A high standard of ballet training, experienced artistic staff, and original choreographic work continued in the following years. One celebrated moment in the organization’s history was Susan Olson’s 1999 Nutcracker, where Paloma Herrera, Tamas Solymasi, and Guiseppe Piccone for American Ballet Theatre danced guest roles, the same year that Herrera was named the most influential ballerina in the United States. In 2005, Artistic Director Meghann Bridgeman began a successful ten-year tenure, implementing a classically based curriculum, expanding and improving classes from creative movement to pre-professional levels of ballet and pointe. Enrollment quadrupled and advanced level dancers were regularly accepted into nationally recognized programs. BSA also expanded the performance repertoire beyond the annual production of The Nutcracker during this time to bring five contemporary, youth and classical ballet performances to San Angelo each season. To support this rapid growth, BSA filled new administrative, executive and faculty positions that played vital roles in the administrative development and donor relations of the organization.

In 2010, a Scholarship Fund was established to assist upper level students with the costs of summer intensives, and in 2011, BSA implemented its first TEKS aligned dance pilot program in three Title 1 schools. In partnership with our school district, a new program for pre-professionals was established in 2013, providing these elite students with world-class dance training while allowing them to stay in their home town and public school. Throughout the years, the Tuition Assistance program has served as a critical ongoing bridge to the community, reducing financial barriers and making BSA the most accessible and community-oriented dance education destination in West Texas.
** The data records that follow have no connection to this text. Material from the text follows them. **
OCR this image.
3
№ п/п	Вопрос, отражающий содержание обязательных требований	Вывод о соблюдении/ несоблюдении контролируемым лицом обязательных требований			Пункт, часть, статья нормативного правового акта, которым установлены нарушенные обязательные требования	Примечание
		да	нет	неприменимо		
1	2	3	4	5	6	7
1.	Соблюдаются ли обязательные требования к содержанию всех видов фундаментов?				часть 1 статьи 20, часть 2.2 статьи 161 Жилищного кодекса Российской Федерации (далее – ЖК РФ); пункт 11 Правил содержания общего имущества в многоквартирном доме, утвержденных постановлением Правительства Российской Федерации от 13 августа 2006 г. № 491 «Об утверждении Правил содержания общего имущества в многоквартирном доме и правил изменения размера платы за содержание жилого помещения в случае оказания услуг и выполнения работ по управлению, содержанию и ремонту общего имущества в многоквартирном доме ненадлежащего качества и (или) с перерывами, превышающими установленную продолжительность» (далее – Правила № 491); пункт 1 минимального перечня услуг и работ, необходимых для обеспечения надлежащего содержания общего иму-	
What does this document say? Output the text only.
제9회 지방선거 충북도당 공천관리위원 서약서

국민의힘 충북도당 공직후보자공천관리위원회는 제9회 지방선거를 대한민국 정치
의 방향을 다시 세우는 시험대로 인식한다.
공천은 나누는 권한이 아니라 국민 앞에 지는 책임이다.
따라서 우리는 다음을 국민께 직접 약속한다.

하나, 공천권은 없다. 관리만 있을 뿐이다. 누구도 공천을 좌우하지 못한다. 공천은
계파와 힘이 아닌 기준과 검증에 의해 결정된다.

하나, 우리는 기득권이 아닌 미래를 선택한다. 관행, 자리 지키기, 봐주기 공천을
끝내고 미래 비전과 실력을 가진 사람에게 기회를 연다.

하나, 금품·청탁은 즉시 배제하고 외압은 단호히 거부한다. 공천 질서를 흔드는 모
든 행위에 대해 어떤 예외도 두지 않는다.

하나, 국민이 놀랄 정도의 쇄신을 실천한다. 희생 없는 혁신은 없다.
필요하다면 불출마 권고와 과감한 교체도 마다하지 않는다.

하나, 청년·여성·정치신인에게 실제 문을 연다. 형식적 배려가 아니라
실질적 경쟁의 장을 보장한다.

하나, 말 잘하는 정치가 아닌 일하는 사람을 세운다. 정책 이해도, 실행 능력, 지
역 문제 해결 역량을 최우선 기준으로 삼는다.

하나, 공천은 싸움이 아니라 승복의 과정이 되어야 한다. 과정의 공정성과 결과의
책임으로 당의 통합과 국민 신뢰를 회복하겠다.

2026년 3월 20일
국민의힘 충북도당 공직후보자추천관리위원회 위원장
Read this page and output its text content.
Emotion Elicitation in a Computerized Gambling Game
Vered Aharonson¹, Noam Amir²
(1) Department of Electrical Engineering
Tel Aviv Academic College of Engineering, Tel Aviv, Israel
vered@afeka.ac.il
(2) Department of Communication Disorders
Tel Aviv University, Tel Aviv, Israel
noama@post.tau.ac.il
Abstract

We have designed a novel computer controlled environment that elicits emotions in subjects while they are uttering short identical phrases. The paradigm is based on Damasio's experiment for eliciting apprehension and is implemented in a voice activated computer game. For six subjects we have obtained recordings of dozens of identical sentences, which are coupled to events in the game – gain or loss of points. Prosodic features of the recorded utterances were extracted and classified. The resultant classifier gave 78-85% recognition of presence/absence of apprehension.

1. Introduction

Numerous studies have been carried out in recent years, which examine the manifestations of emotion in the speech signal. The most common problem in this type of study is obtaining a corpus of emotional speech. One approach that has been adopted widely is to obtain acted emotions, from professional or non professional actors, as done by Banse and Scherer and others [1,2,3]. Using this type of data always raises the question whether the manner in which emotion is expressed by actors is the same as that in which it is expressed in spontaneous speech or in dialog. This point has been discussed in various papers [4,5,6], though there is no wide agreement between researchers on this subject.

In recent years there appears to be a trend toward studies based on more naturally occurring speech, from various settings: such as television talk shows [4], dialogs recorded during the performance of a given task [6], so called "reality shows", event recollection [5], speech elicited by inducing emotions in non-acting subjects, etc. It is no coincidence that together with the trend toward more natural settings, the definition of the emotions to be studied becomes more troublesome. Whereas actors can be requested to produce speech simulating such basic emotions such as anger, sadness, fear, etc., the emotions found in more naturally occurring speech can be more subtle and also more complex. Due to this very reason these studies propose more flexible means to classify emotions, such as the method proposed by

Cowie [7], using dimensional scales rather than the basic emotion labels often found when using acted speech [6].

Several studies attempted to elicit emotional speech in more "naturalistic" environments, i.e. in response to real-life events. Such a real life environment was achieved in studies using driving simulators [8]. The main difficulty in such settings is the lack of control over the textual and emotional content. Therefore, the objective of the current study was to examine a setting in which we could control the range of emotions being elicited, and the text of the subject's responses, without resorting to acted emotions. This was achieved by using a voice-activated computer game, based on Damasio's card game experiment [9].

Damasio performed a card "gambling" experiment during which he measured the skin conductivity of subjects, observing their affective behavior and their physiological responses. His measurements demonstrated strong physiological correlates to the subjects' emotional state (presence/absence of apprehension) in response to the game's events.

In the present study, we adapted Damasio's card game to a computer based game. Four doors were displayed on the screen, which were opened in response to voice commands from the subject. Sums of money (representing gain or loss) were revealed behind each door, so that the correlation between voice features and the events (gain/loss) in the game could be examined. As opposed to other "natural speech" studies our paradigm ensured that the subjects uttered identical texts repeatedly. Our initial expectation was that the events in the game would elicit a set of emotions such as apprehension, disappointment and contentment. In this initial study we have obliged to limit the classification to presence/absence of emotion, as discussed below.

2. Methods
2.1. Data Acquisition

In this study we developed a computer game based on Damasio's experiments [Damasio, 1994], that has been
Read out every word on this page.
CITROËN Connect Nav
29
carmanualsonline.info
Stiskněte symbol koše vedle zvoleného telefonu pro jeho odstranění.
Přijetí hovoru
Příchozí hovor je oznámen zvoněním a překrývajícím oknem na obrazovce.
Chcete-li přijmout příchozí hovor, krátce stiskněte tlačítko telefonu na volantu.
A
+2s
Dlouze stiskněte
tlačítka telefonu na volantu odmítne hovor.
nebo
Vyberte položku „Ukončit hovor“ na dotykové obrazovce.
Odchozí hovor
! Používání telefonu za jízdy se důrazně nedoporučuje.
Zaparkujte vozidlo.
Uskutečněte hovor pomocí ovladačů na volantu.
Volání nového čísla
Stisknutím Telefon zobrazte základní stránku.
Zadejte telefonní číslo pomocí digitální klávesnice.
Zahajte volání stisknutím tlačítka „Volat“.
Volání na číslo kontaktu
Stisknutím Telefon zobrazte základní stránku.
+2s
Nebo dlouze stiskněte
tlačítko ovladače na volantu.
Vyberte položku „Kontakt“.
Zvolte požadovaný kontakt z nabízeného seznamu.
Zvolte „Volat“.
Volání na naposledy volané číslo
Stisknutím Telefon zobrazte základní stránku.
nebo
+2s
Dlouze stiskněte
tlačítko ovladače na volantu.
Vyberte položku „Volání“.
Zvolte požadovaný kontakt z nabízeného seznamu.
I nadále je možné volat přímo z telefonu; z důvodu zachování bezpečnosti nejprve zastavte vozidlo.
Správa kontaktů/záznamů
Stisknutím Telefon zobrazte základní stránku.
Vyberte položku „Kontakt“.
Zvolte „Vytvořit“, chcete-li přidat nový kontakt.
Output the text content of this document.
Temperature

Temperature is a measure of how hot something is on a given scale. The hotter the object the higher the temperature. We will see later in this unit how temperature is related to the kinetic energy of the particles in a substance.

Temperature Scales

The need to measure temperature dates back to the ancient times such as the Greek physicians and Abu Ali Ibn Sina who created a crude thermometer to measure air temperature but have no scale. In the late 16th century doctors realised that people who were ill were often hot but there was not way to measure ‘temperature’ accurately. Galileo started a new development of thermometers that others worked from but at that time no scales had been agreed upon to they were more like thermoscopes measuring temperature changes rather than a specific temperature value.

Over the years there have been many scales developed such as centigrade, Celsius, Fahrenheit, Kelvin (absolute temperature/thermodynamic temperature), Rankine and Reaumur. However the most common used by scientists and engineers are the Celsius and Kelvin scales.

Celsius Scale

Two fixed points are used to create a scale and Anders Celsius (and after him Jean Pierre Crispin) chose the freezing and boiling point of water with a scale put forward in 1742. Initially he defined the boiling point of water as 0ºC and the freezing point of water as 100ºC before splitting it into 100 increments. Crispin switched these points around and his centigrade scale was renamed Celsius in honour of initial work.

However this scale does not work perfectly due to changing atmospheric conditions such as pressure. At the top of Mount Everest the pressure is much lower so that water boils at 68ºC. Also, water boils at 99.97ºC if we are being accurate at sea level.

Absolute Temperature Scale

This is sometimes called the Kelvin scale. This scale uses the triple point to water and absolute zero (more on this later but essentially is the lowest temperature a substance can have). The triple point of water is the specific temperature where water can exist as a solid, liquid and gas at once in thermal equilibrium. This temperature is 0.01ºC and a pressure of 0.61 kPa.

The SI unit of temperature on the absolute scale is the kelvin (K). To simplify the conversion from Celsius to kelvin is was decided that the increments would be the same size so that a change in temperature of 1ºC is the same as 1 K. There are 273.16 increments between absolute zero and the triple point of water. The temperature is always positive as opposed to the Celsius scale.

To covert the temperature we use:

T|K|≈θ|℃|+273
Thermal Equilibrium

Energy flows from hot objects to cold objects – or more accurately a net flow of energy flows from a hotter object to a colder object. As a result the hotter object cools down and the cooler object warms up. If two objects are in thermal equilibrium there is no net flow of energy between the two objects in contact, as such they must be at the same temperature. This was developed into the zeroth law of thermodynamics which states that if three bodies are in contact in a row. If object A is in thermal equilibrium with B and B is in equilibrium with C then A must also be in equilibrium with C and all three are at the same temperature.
In the summer of 2016, the Board of Directors took a critical step and broadened the mission of Ballet San Angelo to Empowerment through Movement. Also that summer, the keystone civic arts organizations, with BSA as a founding partner, completed a ten-year project called the San Angelo Performing Arts Coalition (SAPAC). The completion of this state-of-the-art home enabled a fuller expression of BSA’s mission, and when former BSA student and now Artistic Director, Erin Lane moved back to San Angelo and expressed a unique vision for community engagement programming in our new studios, the fitness, contemporary, and Dance for Parkinsons/Joy of Movement offerings were welcomed by the community. In the fall of 2017, Sharing Dance Day, birthed out of a mentor relationship with its originator Canada’s National Ballet School in Toronto, began as an annual city-wide public health initiative and celebration of dance. In December of 2017, BSA had a triumphant return of The Nutcracker to a newly refurbished Murphey Performance Hall at City Auditorium. Thanks to Elta Joyce Murphey McAfee and an army of community arts supporters, this historical architectural jewel is ready to house this seminal ballet work for years to come. As BSA furthers its creative work in the years ahead, they strive to continually validate their local arts non-profit status, serving the community through dance, as a generator of fresh new work, and as a cultural heritage preservation organization, guarding a beautiful, physically demanding and unforgivingly precise art form that is over five hundred years old.